Embajador Jorge Castañeda / Abordar los problemas estructurales
- Embajador Jorge Castañeda
- hace 37 minutos
- 3 Min. de lectura
Segunda vuelta: Necesidad de abordar los problemas estructurales que afectan al Perú
Ad portas de la segunda vuelta, un hecho preocupa más que las diferencias ideológicas entre los candidatos: ambos coinciden en promesas asistencialistas sin propuestas de desarrollo macrorregional. Uno ofrece cambio radical con nueva constitución; la otra, continuidad neoliberal. Pero los dos apelan a bonos de S/500 para ollas comunes o ampliación de Pensión 65, sin concretar proyectos que integren el interior del país.
Es justo reconocer que esos bonos responden a urgencias sociales y a la presión callejera en un clima de alta incertidumbre. También es cierto que los plazos electorales desincentivan propuestas de largo aliento. Sin embargo, ese argumento expone la debilidad de fondo: gobernar solo para mantener el statu quo posterga indefinidamente las transformaciones necesarias. Incorporar este reclamo no debilita la gestión; al contrario, la vuelve más sólida al atender lo que los sectores menos favorecidos demandan.
La crítica no es a la protección social legítima, sino al asistencialismo sin salida. Por eso, cualquier transferencia debería vincularse a condicionalidades graduales: capacitación laboral, asistencia escolar, controles de salud. Y cada sol de ayuda directa podría emparejarse con otro sol de un fondo local para micro proyectos productivos (riego tecnificado, centros de transformación). Esto no es retórico: Chile, con su sistema Chile Seguridades y Oportunidades, redujo la pobreza extrema del 8,4% al 2,5% en una década combinando transferencias con rutas de egreso laboral. Copiar no es suficiente, pero ignorar la lección sí es imperdonable
Este artículo resalta un punto común y preocupante: la elusión del debate estructural. Asimetrías entre candidatos no invalidan la crítica compartida. La omisión posterga reformas clave: modernización del Estado, servicio civil meritocrático, reforma política, muerte civil para corruptos, proyectos macrorregionales.
Los candidatos no detallan costos fiscales ni fuentes de financiamiento. El déficit fiscal peruano cerró 2025 en 2,2% del PBI —uno de los más bajos de la región. Ese margen podría cofinanciar proyectos productivos si se aprueba una reforma tributaria que grave rentas altas y dividendos no reinvertidos, tal como hizo Uruguay en 2021. Sin esa reforma, la prudencia fiscal se vuelve una coartada para la inmovilidad.
Tampoco proponen megaproyectos con costos. A modo de referencia:
ü Hidrovía Amazónica (US$ 1.200 M / 6 años): navegabilidad permanente.
ü Trasvase Pampas-Ica (US$ 800 M / 4 años): solución a la escasez hídrica.
ü Majes Siguas II (US$ 1.500 M / 8 años): 38.500 nuevas hectáreas de cultivo.
ü Gasoducto Sur Peruano (US$ 3.000 M / 7 años): masificación del gas.
ü Interconexión Eléctrica Loreto (US$ 680 M / 5 años): fin de los combustibles fósiles en la Amazonía.
En lo internacional, el Perú debe aprovechar APEC (exportaciones por US$ 41.493 millones a setiembre 2025, +18,2%) y gestionar con realismo la tensión China-EE. UU. La adhesión a la OCDE avanza (20 de 23 comités aprobados), pero persisten desafíos fiscales y de gobernanza.
La inestabilidad crónica (nueve presidentes entre 2016 y 2026) y la inseguridad ciudadana (2.213 homicidios en 2025) requieren abordajes estructurales.
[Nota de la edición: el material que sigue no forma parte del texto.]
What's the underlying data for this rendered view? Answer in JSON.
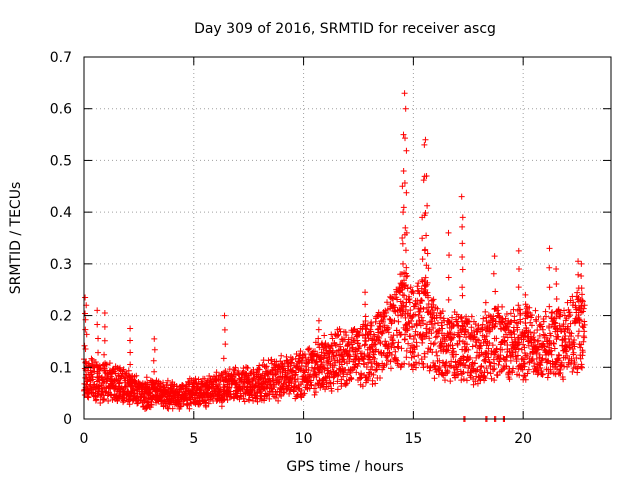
{
  "chart_data": {
    "type": "scatter",
    "title": "Day 309 of 2016, SRMTID for receiver ascg",
    "xlabel": "GPS time / hours",
    "ylabel": "SRMTID / TECUs",
    "xlim": [
      0,
      24
    ],
    "ylim": [
      0,
      0.7
    ],
    "xticks": [
      0,
      5,
      10,
      15,
      20
    ],
    "yticks": [
      0,
      0.1,
      0.2,
      0.3,
      0.4,
      0.5,
      0.6,
      0.7
    ],
    "grid": true,
    "marker": "+",
    "series": [
      {
        "name": "SRMTID",
        "color": "#ff0000",
        "baseline": {
          "x": [
            0,
            0.5,
            1,
            2,
            3,
            4,
            5,
            6,
            7,
            8,
            9,
            10,
            11,
            12,
            13,
            14,
            14.5,
            15,
            15.5,
            16,
            17,
            18,
            19,
            20,
            21,
            22,
            22.8
          ],
          "y": [
            0.08,
            0.075,
            0.07,
            0.06,
            0.05,
            0.045,
            0.05,
            0.06,
            0.065,
            0.07,
            0.08,
            0.09,
            0.11,
            0.12,
            0.13,
            0.16,
            0.2,
            0.18,
            0.19,
            0.15,
            0.14,
            0.13,
            0.15,
            0.15,
            0.14,
            0.15,
            0.19
          ]
        },
        "spikes": [
          {
            "x": 0.05,
            "y": 0.235
          },
          {
            "x": 0.1,
            "y": 0.22
          },
          {
            "x": 0.6,
            "y": 0.21
          },
          {
            "x": 0.95,
            "y": 0.205
          },
          {
            "x": 2.1,
            "y": 0.175
          },
          {
            "x": 3.2,
            "y": 0.155
          },
          {
            "x": 6.4,
            "y": 0.2
          },
          {
            "x": 10.7,
            "y": 0.19
          },
          {
            "x": 12.8,
            "y": 0.245
          },
          {
            "x": 14.4,
            "y": 0.28
          },
          {
            "x": 14.5,
            "y": 0.45
          },
          {
            "x": 14.55,
            "y": 0.55
          },
          {
            "x": 14.6,
            "y": 0.63
          },
          {
            "x": 14.65,
            "y": 0.6
          },
          {
            "x": 14.7,
            "y": 0.36
          },
          {
            "x": 15.4,
            "y": 0.39
          },
          {
            "x": 15.5,
            "y": 0.53
          },
          {
            "x": 15.55,
            "y": 0.54
          },
          {
            "x": 15.6,
            "y": 0.47
          },
          {
            "x": 15.65,
            "y": 0.32
          },
          {
            "x": 16.6,
            "y": 0.36
          },
          {
            "x": 17.2,
            "y": 0.43
          },
          {
            "x": 17.25,
            "y": 0.39
          },
          {
            "x": 18.3,
            "y": 0.225
          },
          {
            "x": 18.7,
            "y": 0.315
          },
          {
            "x": 19.8,
            "y": 0.325
          },
          {
            "x": 20.1,
            "y": 0.24
          },
          {
            "x": 21.2,
            "y": 0.33
          },
          {
            "x": 21.5,
            "y": 0.29
          },
          {
            "x": 22.5,
            "y": 0.305
          },
          {
            "x": 22.65,
            "y": 0.3
          }
        ],
        "zeros": [
          17.3,
          18.3,
          18.7,
          19.1
        ]
      }
    ]
  }
}
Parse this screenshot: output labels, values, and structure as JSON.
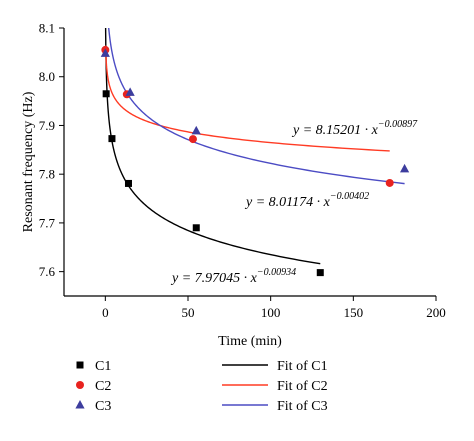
{
  "chart_data": {
    "type": "scatter",
    "xlabel": "Time (min)",
    "ylabel": "Resonant frequency (Hz)",
    "xlim": [
      -25,
      200
    ],
    "ylim": [
      7.55,
      8.1
    ],
    "xticks": [
      "0",
      "50",
      "100",
      "150",
      "200"
    ],
    "yticks": [
      "7.6",
      "7.7",
      "7.8",
      "7.9",
      "8.0",
      "8.1"
    ],
    "legend_placement": "bottom",
    "series": [
      {
        "name": "C1",
        "marker": "square",
        "color": "#000000",
        "x": [
          0.5,
          4,
          14,
          55,
          130
        ],
        "y": [
          7.965,
          7.873,
          7.781,
          7.69,
          7.598
        ],
        "fit_name": "Fit of C1",
        "fit_color": "#000000",
        "fit_a": 7.97045,
        "fit_b": -0.00934,
        "fit_x_range": [
          0.15,
          130
        ],
        "equation_prefix": "y = 7.97045 · x",
        "equation_exp": "−0.00934"
      },
      {
        "name": "C2",
        "marker": "circle",
        "color": "#e8231f",
        "x": [
          0,
          13,
          53,
          172
        ],
        "y": [
          8.055,
          7.964,
          7.872,
          7.782
        ],
        "fit_name": "Fit of C2",
        "fit_color": "#ff3b24",
        "fit_a": 8.01174,
        "fit_b": -0.00402,
        "fit_x_range": [
          0.2,
          172
        ],
        "equation_prefix": "y = 8.01174 · x",
        "equation_exp": "−0.00402"
      },
      {
        "name": "C3",
        "marker": "triangle",
        "color": "#3d3d9e",
        "x": [
          0,
          15,
          55,
          181
        ],
        "y": [
          8.048,
          7.968,
          7.889,
          7.811
        ],
        "fit_name": "Fit of C3",
        "fit_color": "#4c4cc4",
        "fit_a": 8.15201,
        "fit_b": -0.00897,
        "fit_x_range": [
          0.2,
          181
        ],
        "equation_prefix": "y = 8.15201 · x",
        "equation_exp": "−0.00897"
      }
    ]
  }
}
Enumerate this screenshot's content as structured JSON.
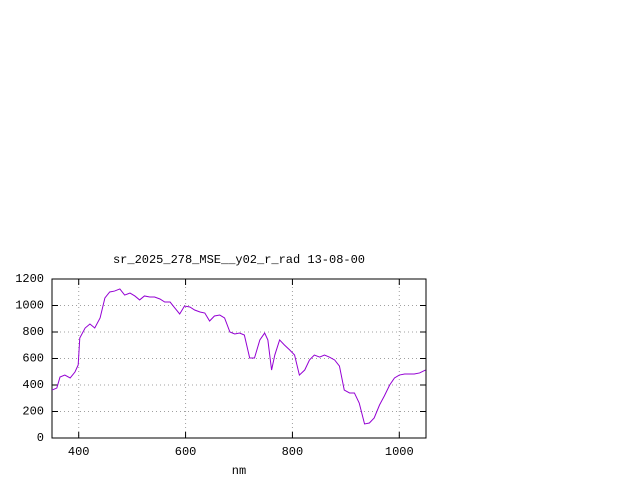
{
  "chart_data": {
    "type": "line",
    "title": "sr_2025_278_MSE__y02_r_rad 13-08-00",
    "x_label": "nm",
    "x": [
      350,
      359,
      365,
      374,
      384,
      393,
      399,
      402,
      412,
      421,
      430,
      440,
      449,
      458,
      467,
      477,
      486,
      496,
      505,
      514,
      523,
      533,
      542,
      552,
      561,
      571,
      580,
      589,
      598,
      608,
      617,
      627,
      636,
      645,
      654,
      664,
      673,
      683,
      692,
      701,
      710,
      720,
      729,
      739,
      748,
      754,
      761,
      767,
      776,
      785,
      795,
      804,
      813,
      823,
      832,
      841,
      851,
      860,
      869,
      879,
      888,
      897,
      907,
      916,
      925,
      935,
      944,
      953,
      963,
      972,
      982,
      991,
      1000,
      1010,
      1019,
      1028,
      1038,
      1049
    ],
    "series": [
      {
        "color": "#9400d3",
        "values": [
          362,
          377,
          460,
          475,
          453,
          498,
          551,
          755,
          830,
          860,
          830,
          906,
          1057,
          1102,
          1109,
          1125,
          1079,
          1094,
          1072,
          1042,
          1072,
          1064,
          1064,
          1049,
          1026,
          1026,
          981,
          936,
          996,
          989,
          966,
          951,
          943,
          883,
          921,
          928,
          906,
          800,
          785,
          792,
          777,
          604,
          604,
          740,
          792,
          740,
          513,
          626,
          740,
          702,
          664,
          626,
          475,
          513,
          589,
          626,
          611,
          626,
          611,
          589,
          543,
          362,
          340,
          340,
          264,
          106,
          113,
          151,
          249,
          317,
          400,
          453,
          475,
          483,
          483,
          483,
          491,
          513
        ]
      }
    ],
    "xlim": [
      350,
      1050
    ],
    "ylim": [
      0,
      1200
    ],
    "xticks": [
      400,
      600,
      800,
      1000
    ],
    "yticks": [
      0,
      200,
      400,
      600,
      800,
      1000,
      1200
    ],
    "grid": true
  }
}
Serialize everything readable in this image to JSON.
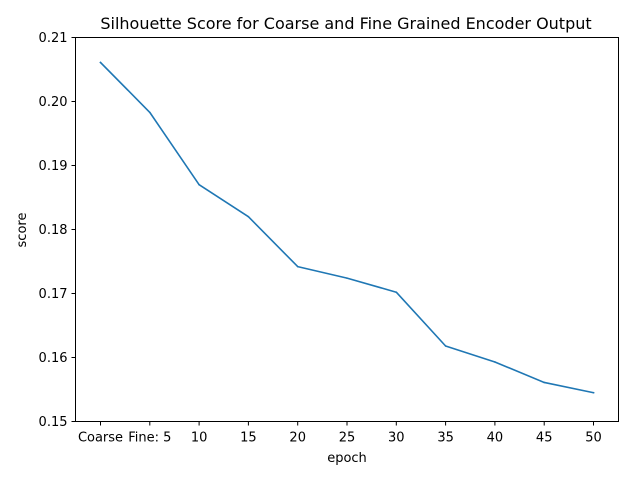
{
  "chart_data": {
    "type": "line",
    "title": "Silhouette Score for Coarse and Fine Grained Encoder Output",
    "xlabel": "epoch",
    "ylabel": "score",
    "categories": [
      "Coarse",
      "Fine: 5",
      "10",
      "15",
      "20",
      "25",
      "30",
      "35",
      "40",
      "45",
      "50"
    ],
    "series": [
      {
        "values": [
          0.2061,
          0.1983,
          0.187,
          0.182,
          0.1742,
          0.1724,
          0.1702,
          0.1618,
          0.1593,
          0.1561,
          0.1545
        ],
        "color": "#1f77b4"
      }
    ],
    "ylim": [
      0.15,
      0.21
    ],
    "yticks": [
      {
        "value": 0.15,
        "label": "0.15"
      },
      {
        "value": 0.16,
        "label": "0.16"
      },
      {
        "value": 0.17,
        "label": "0.17"
      },
      {
        "value": 0.18,
        "label": "0.18"
      },
      {
        "value": 0.19,
        "label": "0.19"
      },
      {
        "value": 0.2,
        "label": "0.20"
      },
      {
        "value": 0.21,
        "label": "0.21"
      }
    ],
    "grid": false,
    "legend": "none"
  }
}
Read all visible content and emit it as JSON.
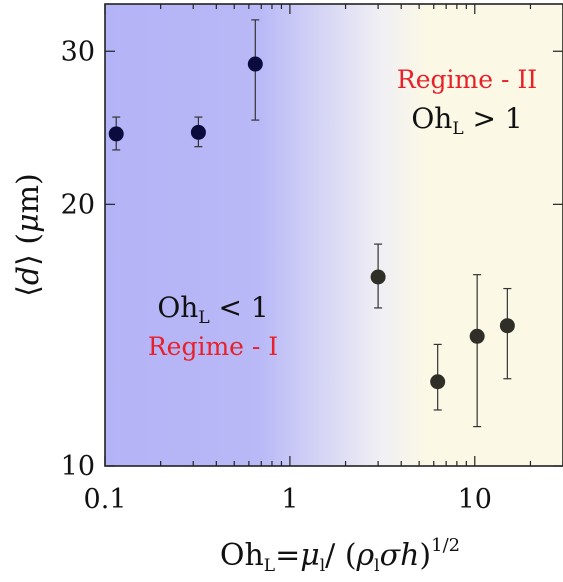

Eludir estos temas en campaña no es solo cortoplacismo: es un cálculo racional frente a corporaciones burocráticas, congresistas con fuero y redes clientelares. Pero hay una vía concreta: impulsar una ley de referéndum vinculante para reformas de gobernanza (artículo 32 de la Constitución) que permita al ciudadano votar directamente la muerte civil de corruptos o la reorganización del Estado. Así, el costo político se traslada del candidato a la ciudadanía.
Conclusión
¿Seguiremos validando promesas genéricas cada cinco años, o exigiremos planes con costos, plazos e indicadores? Para romper el ciclo de inmediatez, se necesita una agenda que integre desarrollo productivo, sostenibilidad fiscal y cohesión social. El primer paso práctico es presionar a los candidatos con preguntas precisas sobre financiamiento y medición de impacto. De lo contrario, eludir el debate estructural seguirá siendo una estrategia electoral rentable, y el futuro competitivo e inclusivo —tan repetido en los folletos— nunca pasará de ser una frase de campaña.